Le duo montréalais HoarKor propose des œuvres multidisciplinaires dans le centre de diffusion de l’Atelier Presse Papier. La sérigraphie occupe une place importante de l’exposition, mais la présence de peintures et d’objets quotidiens vient offrir une avenue différente à cet atelier spécialisé dans l’estampe en tout genre. Le vernissage du 27 octobre dernier a rassemblé des dizaines de personnes, remplissant ainsi la petite salle d’exposition.

Clarence Quirion Nolin et Shawn Davis se sont rencontrés dans la chaleur des fourneaux d’une cuisine de restaurant. Œuvrant dans l’art de rue illicite, les deux compères ont rapidement mis en commun leurs efforts. Ils ont fusionné leurs noms de graffiteurs pour nommer leur duo. L’aspect de grande envergure rattaché à l’art de rue demeure une problématique active au sein de HoarKor.

L’aspect de grande envergure rattaché à l’art de rue demeure une problématique active au sein de HoarKor.

Leur réalité d’artisans de la restauration leur confère une dimension de durs travailleurs. En plus d’égrainer les heures dans un boulot difficile de cuisine, les deux artistes optent pour des projets audacieux en matière de grandeur et de difficulté. C’est ce qui a donné lieu à la présence de la fourmi dans l’actuelle exposition. Ils s’identifient à cet insecte pour son labeur incessant.

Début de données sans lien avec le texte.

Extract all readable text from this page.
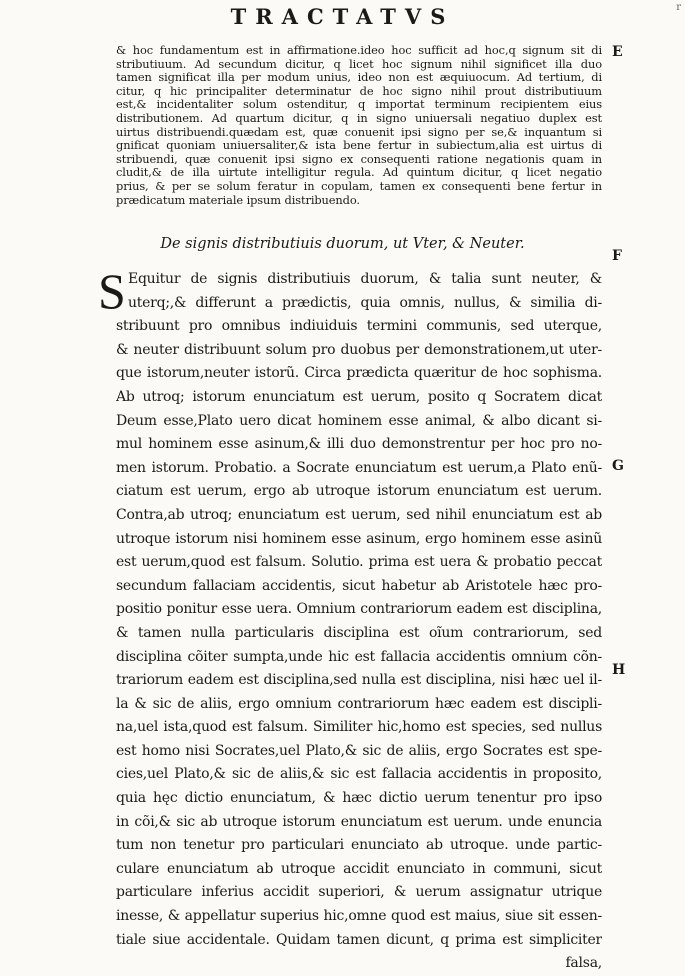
TRACTATVS	r
& hoc fundamentum est in affirmatione.ideo hoc sufficit ad hoc,q signum sit di
stributiuum. Ad secundum dicitur, q licet hoc signum nihil significet illa duo
tamen significat illa per modum unius, ideo non est æquiuocum. Ad tertium, di
citur, q hic principaliter determinatur de hoc signo nihil prout distributiuum
est,& incidentaliter solum ostenditur, q importat terminum recipientem eius
distributionem. Ad quartum dicitur, q in signo uniuersali negatiuo duplex est
uirtus distribuendi.quædam est, quæ conuenit ipsi signo per se,& inquantum si
gnificat quoniam uniuersaliter,& ista bene fertur in subiectum,alia est uirtus di
stribuendi, quæ conuenit ipsi signo ex consequenti ratione negationis quam in
cludit,& de illa uirtute intelligitur regula. Ad quintum dicitur, q licet negatio
prius, & per se solum feratur in copulam, tamen ex consequenti bene fertur in
prædicatum materiale ipsum distribuendo.
De signis distributiuis duorum, ut Vter, & Neuter.
S Equitur de signis distributiuis duorum, & talia sunt neuter, &
uterq;,& differunt a prædictis, quia omnis, nullus, & similia di-
stribuunt pro omnibus indiuiduis termini communis, sed uterque,
& neuter distribuunt solum pro duobus per demonstrationem,ut uter-
que istorum,neuter istorũ. Circa prædicta quæritur de hoc sophisma.
Ab utroq; istorum enunciatum est uerum, posito q Socratem dicat
Deum esse,Plato uero dicat hominem esse animal, & albo dicant si-
mul hominem esse asinum,& illi duo demonstrentur per hoc pro no-
men istorum. Probatio. a Socrate enunciatum est uerum,a Plato enũ-
ciatum est uerum, ergo ab utroque istorum enunciatum est uerum.
Contra,ab utroq; enunciatum est uerum, sed nihil enunciatum est ab
utroque istorum nisi hominem esse asinum, ergo hominem esse asinũ
est uerum,quod est falsum. Solutio. prima est uera & probatio peccat
secundum fallaciam accidentis, sicut habetur ab Aristotele hæc pro-
positio ponitur esse uera. Omnium contrariorum eadem est disciplina,
& tamen nulla particularis disciplina est oĩum contrariorum, sed
disciplina cõiter sumpta,unde hic est fallacia accidentis omnium cõn-
trariorum eadem est disciplina,sed nulla est disciplina, nisi hæc uel il-
la & sic de aliis, ergo omnium contrariorum hæc eadem est discipli-
na,uel ista,quod est falsum. Similiter hic,homo est species, sed nullus
est homo nisi Socrates,uel Plato,& sic de aliis, ergo Socrates est spe-
cies,uel Plato,& sic de aliis,& sic est fallacia accidentis in proposito,
quia hęc dictio enunciatum, & hæc dictio uerum tenentur pro ipso
in cõi,& sic ab utroque istorum enunciatum est uerum. unde enuncia
tum non tenetur pro particulari enunciato ab utroque. unde partic-
culare enunciatum ab utroque accidit enunciato in communi, sicut
particulare inferius accidit superiori, & uerum assignatur utrique
inesse, & appellatur superius hic,omne quod est maius, siue sit essen-
tiale siue accidentale. Quidam tamen dicunt, q prima est simpliciter
falsa,
E
F
G
H
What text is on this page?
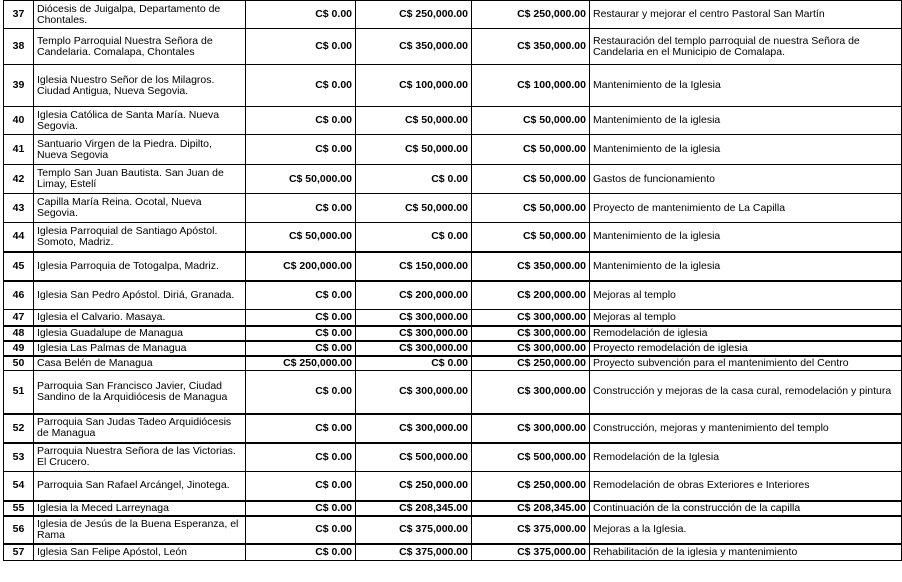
37	Diócesis de Juigalpa, Departamento de Chontales.	C$ 0.00	C$ 250,000.00	C$ 250,000.00	Restaurar y mejorar el centro Pastoral San Martín
38	Templo Parroquial Nuestra Señora de Candelaria. Comalapa, Chontales	C$ 0.00	C$ 350,000.00	C$ 350,000.00	Restauración del templo parroquial de nuestra Señora de Candelaria en el Municipio de Comalapa.
39	Iglesia Nuestro Señor de los Milagros. Ciudad Antigua, Nueva Segovia.	C$ 0.00	C$ 100,000.00	C$ 100,000.00	Mantenimiento de la Iglesia
40	Iglesia Católica de Santa María. Nueva Segovia.	C$ 0.00	C$ 50,000.00	C$ 50,000.00	Mantenimiento de la iglesia
41	Santuario Virgen de la Piedra. Dipilto, Nueva Segovia	C$ 0.00	C$ 50,000.00	C$ 50,000.00	Mantenimiento de la iglesia
42	Templo San Juan Bautista. San Juan de Limay, Estelí	C$ 50,000.00	C$ 0.00	C$ 50,000.00	Gastos de funcionamiento
43	Capilla María Reina. Ocotal, Nueva Segovia.	C$ 0.00	C$ 50,000.00	C$ 50,000.00	Proyecto de mantenimiento de La Capilla
44	Iglesia Parroquial de Santiago Apóstol. Somoto, Madriz.	C$ 50,000.00	C$ 0.00	C$ 50,000.00	Mantenimiento de la iglesia
45	Iglesia Parroquia de Totogalpa, Madriz.	C$ 200,000.00	C$ 150,000.00	C$ 350,000.00	Mantenimiento de la iglesia
46	Iglesia San Pedro Apóstol. Diriá, Granada.	C$ 0.00	C$ 200,000.00	C$ 200,000.00	Mejoras al templo
47	Iglesia el Calvario. Masaya.	C$ 0.00	C$ 300,000.00	C$ 300,000.00	Mejoras al templo
48	Iglesia Guadalupe de Managua	C$ 0.00	C$ 300,000.00	C$ 300,000.00	Remodelación de iglesia
49	Iglesia Las Palmas de Managua	C$ 0.00	C$ 300,000.00	C$ 300,000.00	Proyecto remodelación de iglesia
50	Casa Belén de Managua	C$ 250,000.00	C$ 0.00	C$ 250,000.00	Proyecto subvención para el mantenimiento del Centro
51	Parroquia San Francisco Javier, Ciudad Sandino de la Arquidiócesis de Managua	C$ 0.00	C$ 300,000.00	C$ 300,000.00	Construcción y mejoras de la casa cural, remodelación y pintura
52	Parroquia San Judas Tadeo Arquidiócesis de Managua	C$ 0.00	C$ 300,000.00	C$ 300,000.00	Construcción, mejoras y mantenimiento del templo
53	Parroquia Nuestra Señora de las Victorias. El Crucero.	C$ 0.00	C$ 500,000.00	C$ 500,000.00	Remodelación de la Iglesia
54	Parroquia San Rafael Arcángel, Jinotega.	C$ 0.00	C$ 250,000.00	C$ 250,000.00	Remodelación de obras Exteriores e Interiores
55	Iglesia la Meced Larreynaga	C$ 0.00	C$ 208,345.00	C$ 208,345.00	Continuación de la construcción de la capilla
56	Iglesia de Jesús de la Buena Esperanza, el Rama	C$ 0.00	C$ 375,000.00	C$ 375,000.00	Mejoras a la Iglesia.
57	Iglesia San Felipe Apóstol, León	C$ 0.00	C$ 375,000.00	C$ 375,000.00	Rehabilitación de la iglesia y mantenimiento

Près d’une centaine de fourmis surdimensionnées ont été estampées directement sur le mur, à l’aide de pochoirs à sérigraphie.

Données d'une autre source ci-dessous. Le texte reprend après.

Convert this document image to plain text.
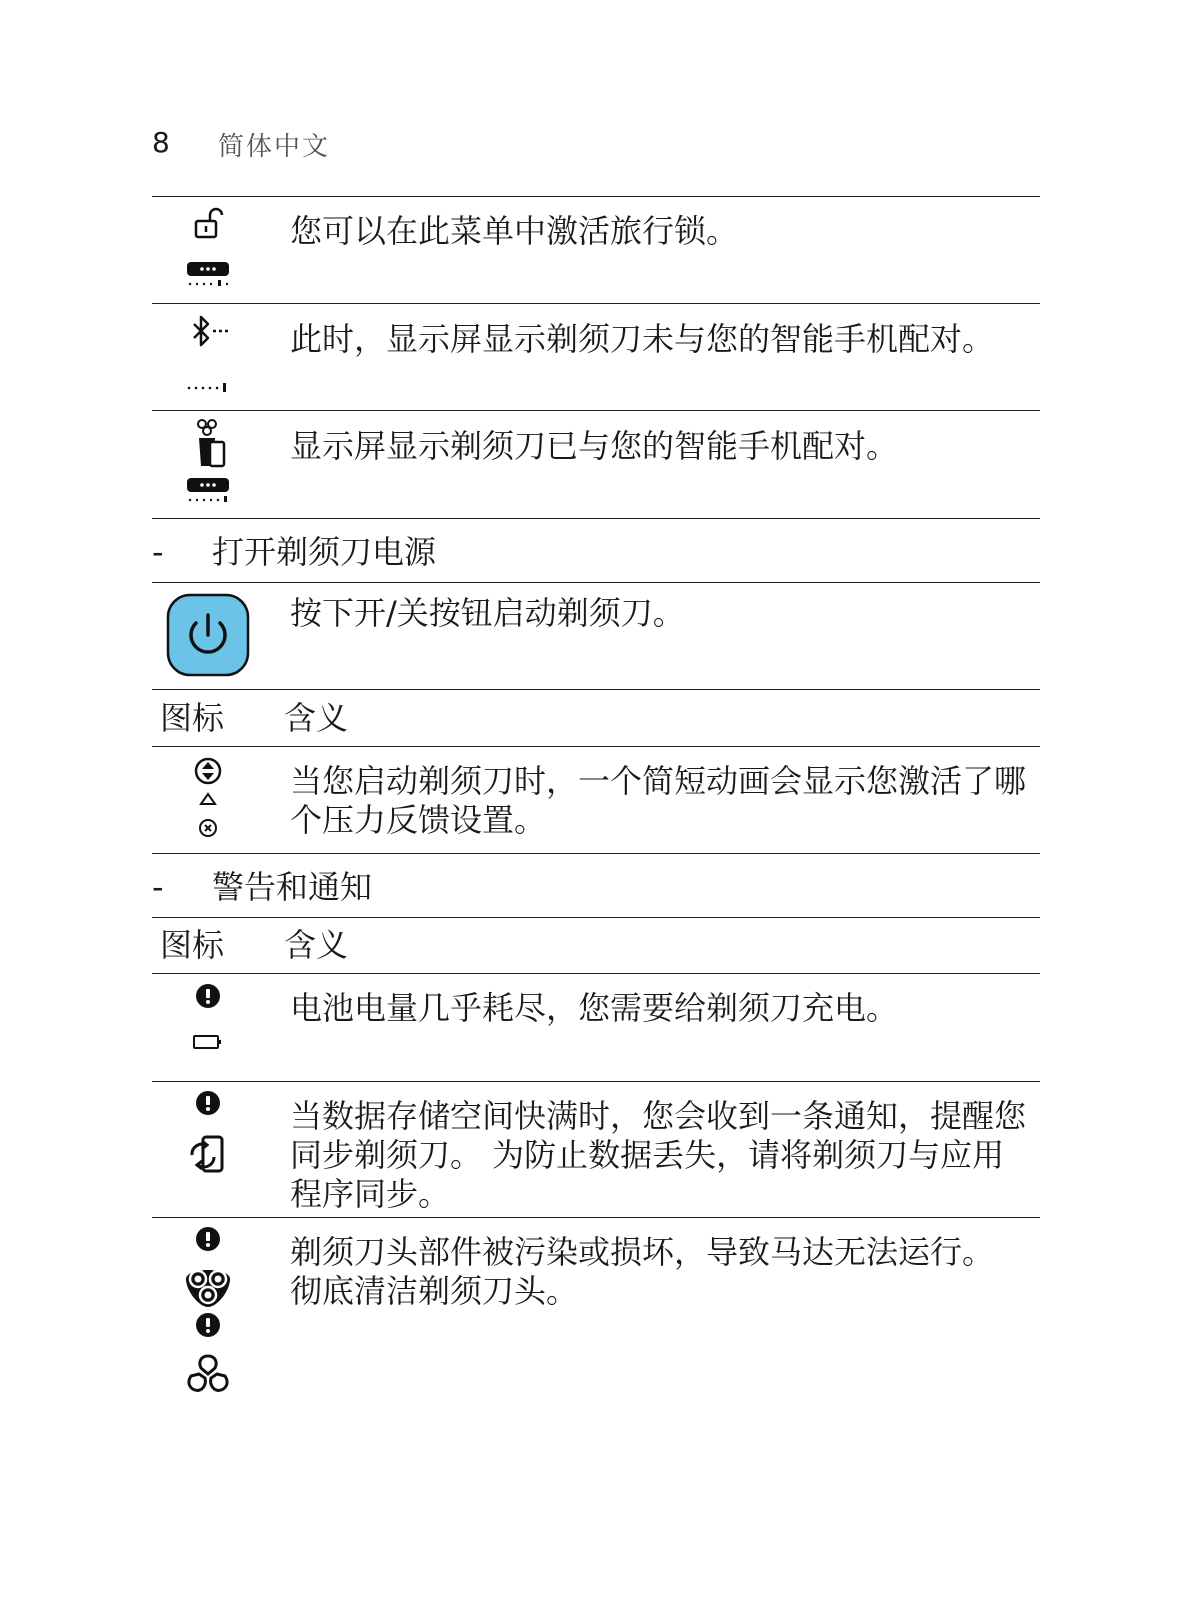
8 简体中文
您可以在此菜单中激活旅行锁。
此时，显示屏显示剃须刀未与您的智能手机配对。
显示屏显示剃须刀已与您的智能手机配对。
- 打开剃须刀电源
按下开/关按钮启动剃须刀。
图标 含义
当您启动剃须刀时，一个简短动画会显示您激活了哪个压力反馈设置。
- 警告和通知
图标 含义
电池电量几乎耗尽，您需要给剃须刀充电。
当数据存储空间快满时，您会收到一条通知，提醒您同步剃须刀。 为防止数据丢失，请将剃须刀与应用程序同步。
剃须刀头部件被污染或损坏，导致马达无法运行。 彻底清洁剃须刀头。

Les fourmis sont aussi présentes dans les quatre sérigraphies encadrées qui occupent un autre pan de mur de l’espace galerie. Le traitement pop, qui rappelle certaines publicités des années 50, favorise une narration bédéiste des quatre images ensemble. Bien que chacune des œuvres soit autonome, la série s’agence agréablement, autant par les couleurs que par les objets illustrés.

Clarence Quirion Nolin et Shawn Davis présentent une anamorphose composée d’objets significatifs. Photo: M.-C. Perras
Clarence Quirion Nolin et Shawn Davis présentent une anamorphose composée d’objets significatifs. Photo: M.-C. Perras

HoarKor offre aussi une anamorphose formée à partir d’objets du quotidien. L’anamorphose est un procédé qui fait en sorte que l’œuvre n’est véritablement visible que d’un angle de vue précis. Dans l’espace galerie, un tapis rectangulaire indique au public où poser ses pieds pour pourvoir observer l’œuvre en entier. Cette anamorphose, réalisée avec de la peinture bleu poudre et rose, représente un tamanoir au centre d’une étoile à huit pointes, elle-même entourée d’une cible.

Si l’on s’approche de l’œuvre, l’image se distord et révèle des objets disparates. Tous significatifs pour les deux artistes, les objets révèlent des morceaux de leur vie. Il est possible de distinguer une sciotte antique, une égoïne et un casque de construction, qui se rapportent directement au travail manuel des deux compagnons. Les bombonnes aérosol affirment leurs origines de graffiteurs, et les nombreux cadres indiquent leur appartenance au circuit conventionnel des arts.

Les trois parties de l’exposition se fondent les unes aux autres dans une douce harmonie.

Les trois parties de l’exposition se fondent les unes aux autres dans une douce harmonie. Les rappels de formes, de couleurs et d’objets sont un atout et uniformisent les différents médiums et techniques. Ce travail à plus petite échelle rend bien hommage aux artistes de grande échelle qu’ils sont souvent. Le travail de muraliste est ici fort bien adapté à l’intérieur du petit espace de diffusion.